A nova lei tem natureza penal e trata de prisão. Sua retroatividade benéfica é, portanto, tema incontroverso. Os condenados que já vinham estudando durante a execução têm direito à remição, calculada com base no período de atividades anterior à entrada em vigor da Lei nº 12.433/11, inclusive em regime aberto ou no curso de livramento condicional. Aqueles que, em virtude de falta grave, perderam todo o tempo remido – conforme estabelecia a antiga redação do art. 127 da LEP – têm direito ao reexame judicial desse período, que só poderá ser revogado, agora, até o limite de 1/3 (um terço). Milhares de condenados podem ser beneficiados por um comprometimento que assumiram antes mesmo que a lei os favorecesse.

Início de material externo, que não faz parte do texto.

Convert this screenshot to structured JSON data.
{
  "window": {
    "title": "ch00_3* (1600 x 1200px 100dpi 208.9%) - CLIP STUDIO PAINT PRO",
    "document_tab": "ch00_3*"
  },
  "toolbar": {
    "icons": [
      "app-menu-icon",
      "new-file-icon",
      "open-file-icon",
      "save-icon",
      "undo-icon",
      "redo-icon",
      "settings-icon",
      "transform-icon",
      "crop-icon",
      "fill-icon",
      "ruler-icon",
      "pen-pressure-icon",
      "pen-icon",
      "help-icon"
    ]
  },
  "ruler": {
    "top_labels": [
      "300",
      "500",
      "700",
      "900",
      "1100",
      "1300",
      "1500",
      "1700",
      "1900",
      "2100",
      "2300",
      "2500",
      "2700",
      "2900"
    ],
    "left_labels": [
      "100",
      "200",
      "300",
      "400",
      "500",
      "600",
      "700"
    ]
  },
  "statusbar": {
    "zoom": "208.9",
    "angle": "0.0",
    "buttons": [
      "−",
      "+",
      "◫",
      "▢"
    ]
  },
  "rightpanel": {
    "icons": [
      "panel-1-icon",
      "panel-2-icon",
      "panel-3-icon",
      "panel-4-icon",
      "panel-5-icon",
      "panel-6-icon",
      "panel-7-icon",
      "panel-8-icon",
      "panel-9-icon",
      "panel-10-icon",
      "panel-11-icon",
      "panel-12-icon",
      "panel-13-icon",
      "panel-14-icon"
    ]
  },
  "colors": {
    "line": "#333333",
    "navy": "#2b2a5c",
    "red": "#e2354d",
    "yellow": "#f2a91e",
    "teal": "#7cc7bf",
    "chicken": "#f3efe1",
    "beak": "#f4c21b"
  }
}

Mudanças pressupõem reconsideração de ideias, mas nunca o abandono de princípios. A superação definitiva do paradigma prisional, cujas consequências danosas são, desde sempre, sentidas, depende da escolha de novos rumos para a execução penal, que não incluam lances de criatividade perversa, como os que permitiram a conversão de prisões em verdadeiras jaulas em pleno século XXI. Se, por um lado, o ideal ressocializador é passível de críticas por pressupor, de certa forma, uma submissão do condenado a valores que podem não ser os que ele elegeu, parece ser inquestionável que é, ainda, a meta da reinserção social o que torna o cumprimento da pena menos desumano. E todas as iniciativas legislativas que tenderem à realização dessa meta serão, portanto, bem-vindas.